LES ARTICLES DE PRESSE

Vu le contexte dans l’industrie musicale, j’aurais tendance à imaginer que –M- prendra sa destinée en main, créera son propre label avec Labo –M-, voire cassera son jouet en tournant seul avec une guitare acoustique… Suis-je éloigné de la vérité ?
...........: (Silence). C’est un truc qui est complètement envisageable, oui. Le but ultime de la quête musicale, et c’est le cas des musiciens, qui m’ont fait rêver, c’est de faire des disques sur lesquels tu n’as pas qu’un instrument, mais autour desquels tu as l’impression de pouvoir observer un monde entier. Quand tu écoutes Led Zep, tu n’as besoin de rien d’autre. Pourtant, il n’y a rien, trois instruments, mais une magie inouïe. Autre exemple : Caetano Veloso, le mec est là, avec sa voix et sa guitare, tu as juste envie de demander aux gens qui sont autour de se taire. Un concert guitare voix, , serait pour moi la classe ultime : l’essentiel, sans fioritures. Mais pour l’instant j’ai la chance que les choses soient écrites d’une manière très confortable pour moi. J’ai signé un contrat pour trois albums, je les ai fait. Mon contrat s’arrête à Bercy, je peux faire ce que je veux. Ca tombe au moment de ce tournant industriel, où tout est à faire, où toutes les questions se doivent d’être méditées. J’ai la chance d’être libre à ce moment-là, et celle d’avoir le choix : ai-je besoin d’une major pour me soulager de certaines questions, ou est-ce le moment de voler de mes propres ailes ?


De nombreux artistes commencent à se poser ce genre de questions, et le paysage musical français pourrait être bouleversé très prochainement. Comment appréhendes-tu cette nouvelle donne ?
...........: C’est une question extrêmement délicate, surtout avec cette histoire d’internet. A un moment, j’ai dit : «Vive le piratage !». Et foncièrement, je peux encore le penser…. Il y a ce côté : c’est enfin le public qui manipule les majors, c’est tellement rare dans ce sens-là. D’un autre côté, si plus personne ne doit réussir à vivre de sa musique, c’est violent aussi…. Si on doit s’interdire de signer de jeunes groupes, c’est sclérosant. Il faut faire attention à ce que l’on dit, mais c’est tellement vaste, flou, ouvert à tout, cette histoire de copie, que pour savoir quelle est la solution aujourd’hui, il faudrait être un visionnaire d’exception.

Se dirige-t-on vers une politique du single encore plus outrancière qu’actuellement ? Imaginons le pire : les artistes ne vont plus en studio, car le MP3 ne nécessite pas une prod extraordinaire, ils ne font plus que des singles, sans privilégier l’originalité….Sommes-nous à l’abri de ce genre de désastre culturel ?
.........: D’une certaine manière, c’est déjà le cas. La plupart des gens, aujourd’hui, quand ils écoutent un album, ils écoutent la trois, la huit et la douze, parce que ce sont les trois chansons qu’ils aiment bien. Peut –être même qu’ils écouteront plus jamais de leur vie les autres. On est dans l’éphémère….

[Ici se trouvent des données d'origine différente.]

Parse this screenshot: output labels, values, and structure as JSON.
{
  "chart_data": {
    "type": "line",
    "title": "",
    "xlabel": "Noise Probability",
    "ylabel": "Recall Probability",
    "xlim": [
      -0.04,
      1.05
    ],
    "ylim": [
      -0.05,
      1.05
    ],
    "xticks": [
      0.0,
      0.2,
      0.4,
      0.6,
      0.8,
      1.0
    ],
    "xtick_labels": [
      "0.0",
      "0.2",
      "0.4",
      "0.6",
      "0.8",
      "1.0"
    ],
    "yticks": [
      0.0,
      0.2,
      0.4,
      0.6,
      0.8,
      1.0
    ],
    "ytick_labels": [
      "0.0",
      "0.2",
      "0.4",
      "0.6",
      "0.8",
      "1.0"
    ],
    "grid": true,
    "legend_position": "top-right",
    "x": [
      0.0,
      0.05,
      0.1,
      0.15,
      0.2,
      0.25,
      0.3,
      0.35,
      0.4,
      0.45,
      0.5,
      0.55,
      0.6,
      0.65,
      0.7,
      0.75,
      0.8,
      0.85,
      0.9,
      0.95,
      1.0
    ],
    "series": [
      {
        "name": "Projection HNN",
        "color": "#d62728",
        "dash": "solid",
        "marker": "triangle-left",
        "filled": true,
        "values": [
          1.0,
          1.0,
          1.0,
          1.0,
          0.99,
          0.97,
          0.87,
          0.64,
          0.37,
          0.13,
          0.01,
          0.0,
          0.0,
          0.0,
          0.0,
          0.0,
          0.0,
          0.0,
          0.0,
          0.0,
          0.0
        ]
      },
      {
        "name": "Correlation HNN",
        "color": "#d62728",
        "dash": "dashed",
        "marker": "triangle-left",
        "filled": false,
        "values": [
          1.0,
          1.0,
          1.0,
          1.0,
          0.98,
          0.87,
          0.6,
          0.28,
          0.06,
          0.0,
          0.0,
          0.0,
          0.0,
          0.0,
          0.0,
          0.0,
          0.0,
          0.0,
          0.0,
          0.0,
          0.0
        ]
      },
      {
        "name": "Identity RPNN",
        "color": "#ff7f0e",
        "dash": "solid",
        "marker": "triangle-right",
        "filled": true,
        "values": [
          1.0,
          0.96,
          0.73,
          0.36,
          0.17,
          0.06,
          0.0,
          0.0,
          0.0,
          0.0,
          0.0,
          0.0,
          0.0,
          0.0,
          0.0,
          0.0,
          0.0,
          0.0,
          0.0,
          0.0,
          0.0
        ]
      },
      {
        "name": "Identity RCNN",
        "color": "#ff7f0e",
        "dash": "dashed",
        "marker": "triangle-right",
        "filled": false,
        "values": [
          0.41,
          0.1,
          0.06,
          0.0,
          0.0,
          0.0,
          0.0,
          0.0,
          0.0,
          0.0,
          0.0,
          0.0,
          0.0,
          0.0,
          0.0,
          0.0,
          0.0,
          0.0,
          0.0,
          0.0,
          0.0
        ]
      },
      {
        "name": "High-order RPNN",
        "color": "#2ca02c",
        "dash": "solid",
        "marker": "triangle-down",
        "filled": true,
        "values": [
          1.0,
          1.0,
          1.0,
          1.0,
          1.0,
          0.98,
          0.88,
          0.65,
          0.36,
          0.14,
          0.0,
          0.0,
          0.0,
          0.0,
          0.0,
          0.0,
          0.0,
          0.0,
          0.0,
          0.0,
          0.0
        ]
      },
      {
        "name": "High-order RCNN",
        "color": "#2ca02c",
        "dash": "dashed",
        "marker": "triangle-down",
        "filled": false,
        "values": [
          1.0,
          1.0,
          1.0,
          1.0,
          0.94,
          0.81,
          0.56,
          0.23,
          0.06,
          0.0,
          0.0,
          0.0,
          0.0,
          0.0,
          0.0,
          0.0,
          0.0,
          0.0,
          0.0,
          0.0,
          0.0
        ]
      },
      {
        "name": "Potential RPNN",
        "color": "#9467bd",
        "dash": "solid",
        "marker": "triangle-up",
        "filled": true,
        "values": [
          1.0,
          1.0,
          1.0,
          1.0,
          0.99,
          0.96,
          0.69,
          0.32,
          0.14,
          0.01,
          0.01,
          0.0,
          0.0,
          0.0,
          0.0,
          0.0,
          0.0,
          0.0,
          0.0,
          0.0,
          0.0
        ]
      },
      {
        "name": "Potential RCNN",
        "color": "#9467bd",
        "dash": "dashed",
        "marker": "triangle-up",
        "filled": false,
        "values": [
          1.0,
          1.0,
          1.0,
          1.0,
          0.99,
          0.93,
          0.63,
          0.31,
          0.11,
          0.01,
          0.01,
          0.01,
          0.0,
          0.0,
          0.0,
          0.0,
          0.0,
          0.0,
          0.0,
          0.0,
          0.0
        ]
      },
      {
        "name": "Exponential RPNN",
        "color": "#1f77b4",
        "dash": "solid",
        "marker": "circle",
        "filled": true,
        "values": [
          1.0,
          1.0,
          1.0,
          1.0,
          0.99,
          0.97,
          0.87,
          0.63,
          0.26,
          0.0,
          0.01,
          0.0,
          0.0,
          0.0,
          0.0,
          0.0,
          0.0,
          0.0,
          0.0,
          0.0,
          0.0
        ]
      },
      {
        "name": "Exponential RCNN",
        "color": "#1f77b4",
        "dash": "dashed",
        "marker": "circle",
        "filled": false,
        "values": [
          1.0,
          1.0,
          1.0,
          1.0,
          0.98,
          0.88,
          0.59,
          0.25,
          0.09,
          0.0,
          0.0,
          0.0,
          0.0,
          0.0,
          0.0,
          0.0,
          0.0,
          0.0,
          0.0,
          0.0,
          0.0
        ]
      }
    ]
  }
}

L’artiste va-t-il s’interdire de faire autre chose que des singles ?
........... Il faut redonner un sens à la musique. Il n’y a pas si longtemps, tu avais trois vinyles sur ton pick-up, que tu écoutais pendant dix ans : ça créait forcément un rapport affectif à la musique, elle devenait un bout de ta vie. Il est extrêmement difficile de retrouver l’intensité de cette écoute, exclusive et rare. Lorsque nos parents avaient un disque d’Elvis ou des Beatles, c’était une révolution, ils n’écoutaient que ça pendant deux ans. A la limite, ils n’avaient qu’un seul disque chez eux pendant deux ans ! Aujourd’hui, tu peux écouter les vingt-huit remixes de chaque chanson en te connectant à internet, en dix minutes….Et quand des disques ou des concerts sont gratuits, l’état d’esprit n’est pas le même que lorsque l’on paie…. Comme chez le psy, j’imagine. C’est cet investissement personnel qui fait la différence. Ta question, c’est : des gens continueront-ils d’investir affectivement dans ce qu’ils écoutent ? Peut-être sommes-nous tout simplement en train de devenir des «vieux cons»…

Ce constat te fait-il peur ?
............ J’ai peur d’être nostalgique, oui. Exactement comme lorsque ma grand-mère me li un de ses poèmes…. Sa diction, sa manière de poser ses mots, la force et la justesse de chaque mot, tout son savoir-faire en quelque sorte. Quand je vois ça, je suis un peu nostalgique car je ne sais pas si ce savoir-faire perdurera. Tout comme je suis nostalgique à l’écouter d’un vinyle d’une époque révolue, ou en admiration devant sa pochette.